No setor bancário, as instituições financeiras utilizam a Inteligência Artificial (IA) para oferecer serviços personalizados, antecipando as necessidades dos consumidores e melhorando a sua jornada. Ademais, a IA permite a análise de dados e, por consequência, bancos e instituições financeiras têm a oportunidade de compreender melhor o comportamento e as preferências de seus clientes. E se hoje o consumidor tinha apenas o horário do expediente bancário, das 10 às 16 horas, para pagar uma conta, por exemplo, ou fazer uma transferência, hoje ele pode realizar operações a qualquer momento e em qualquer lugar.

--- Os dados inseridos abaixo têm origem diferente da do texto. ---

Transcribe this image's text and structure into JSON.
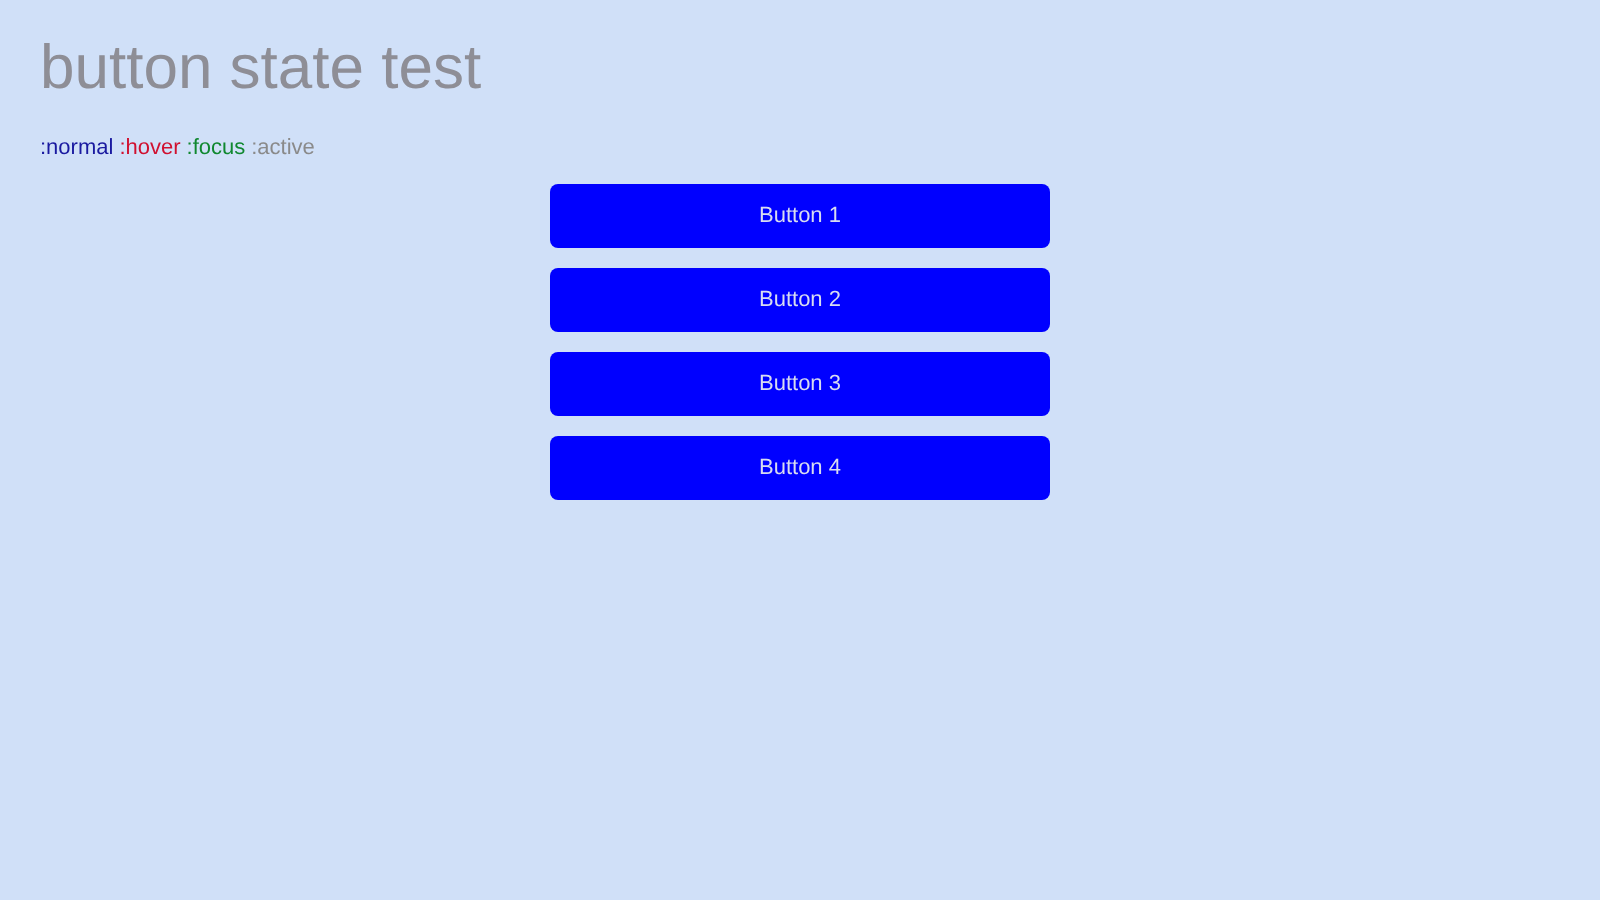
{
  "title": "button state test",
  "legend": [
    {
      "label": ":normal",
      "color": "#1a1aa0"
    },
    {
      "label": ":hover",
      "color": "#d01030"
    },
    {
      "label": ":focus",
      "color": "#108830"
    },
    {
      "label": ":active",
      "color": "#8a8a8a"
    }
  ],
  "buttons": [
    {
      "label": "Button 1"
    },
    {
      "label": "Button 2"
    },
    {
      "label": "Button 3"
    },
    {
      "label": "Button 4"
    }
  ]
}
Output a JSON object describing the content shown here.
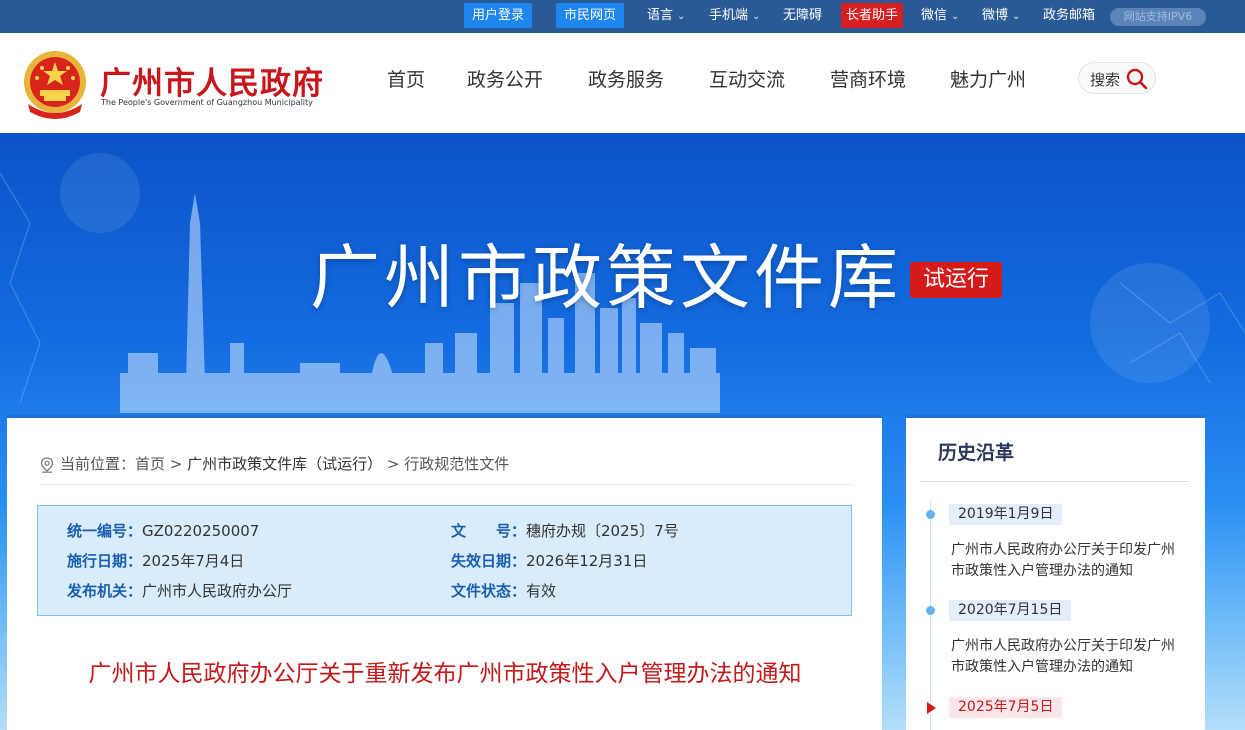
{
  "topbar": {
    "login": "用户登录",
    "citizen_page": "市民网页",
    "language": "语言",
    "mobile": "手机端",
    "accessibility": "无障碍",
    "elderly": "长者助手",
    "wechat": "微信",
    "weibo": "微博",
    "mail": "政务邮箱",
    "ipv6": "网站支持IPV6"
  },
  "header": {
    "site_name": "广州市人民政府",
    "site_name_en": "The People's Government of Guangzhou Municipality",
    "nav": [
      "首页",
      "政务公开",
      "政务服务",
      "互动交流",
      "营商环境",
      "魅力广州"
    ],
    "search_label": "搜索"
  },
  "banner": {
    "title": "广州市政策文件库",
    "badge": "试运行"
  },
  "breadcrumb": {
    "label": "当前位置：",
    "home": "首页",
    "sep1": " > ",
    "library": "广州市政策文件库（试运行）",
    "sep2": " > ",
    "category": "行政规范性文件"
  },
  "doc_info": {
    "code_key": "统一编号：",
    "code_value": "GZ0220250007",
    "number_key": "文　　号：",
    "number_value": "穗府办规〔2025〕7号",
    "effective_key": "施行日期：",
    "effective_value": "2025年7月4日",
    "expiry_key": "失效日期：",
    "expiry_value": "2026年12月31日",
    "issuer_key": "发布机关：",
    "issuer_value": "广州市人民政府办公厅",
    "status_key": "文件状态：",
    "status_value": "有效"
  },
  "doc_title": "广州市人民政府办公厅关于重新发布广州市政策性入户管理办法的通知",
  "sidebar": {
    "title": "历史沿革",
    "history": [
      {
        "date": "2019年1月9日",
        "text": "广州市人民政府办公厅关于印发广州市政策性入户管理办法的通知"
      },
      {
        "date": "2020年7月15日",
        "text": "广州市人民政府办公厅关于印发广州市政策性入户管理办法的通知"
      },
      {
        "date": "2025年7月5日",
        "text": ""
      }
    ]
  },
  "colors": {
    "brand_red": "#c8161d",
    "topbar_blue": "#2a5a96",
    "accent_blue": "#1f6fd6",
    "info_bg": "#d9ecfb"
  }
}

Entretanto, na jornada do consumidor bancário, ainda são muitos os desafios. Entre eles, a digitalização, o suporte ao cliente, o avanço dos crimes virtuais, a segurança dos dados e a transparência na contratação de produtos e serviços. Isso sem contar que, embora a tecnologia facilite operações, muitos ainda enfrentam problemas com aplicativos e serviços online. Nesta seara, seja por conta do acesso à internet que não é possível para todas as pessoas, seja pelos aplicativos que consomem muita memória, a pergunta é: o consumidor bancário está preparado para o avanço da IA e a digitalização das operações?
Obstáculos
Os palestrantes sanaram todas essas dúvidas no Seminário Febraban de Relacionamento com o Consumidor (Semarc Nacional). Neste ano, o evento chegou a 20ª edição.
A abertura do 20º Semarc foi feita por Isaac Sidney, presidente da Federação Brasileira de Bancos (Febraban), que comentou a postura da entidade no que tange à conscientização dos consumidores contra fraudes e golpes. Prova disso está na campanha “Pare e Pense: Pode ser Golpe“, que chegou à 4ª edição. Em um país em que há 8 mil de tentativas de fraudes online, e com a maioria das transações financeiras ocorrendo pela internet, “a ideia é levar orientações para que os consumidores bancários se protejam. É uma grande satisfação contar com o apoio do Ministério da Justiça, do Banco Central e dos Procons de todo o Brasil nessa luta”.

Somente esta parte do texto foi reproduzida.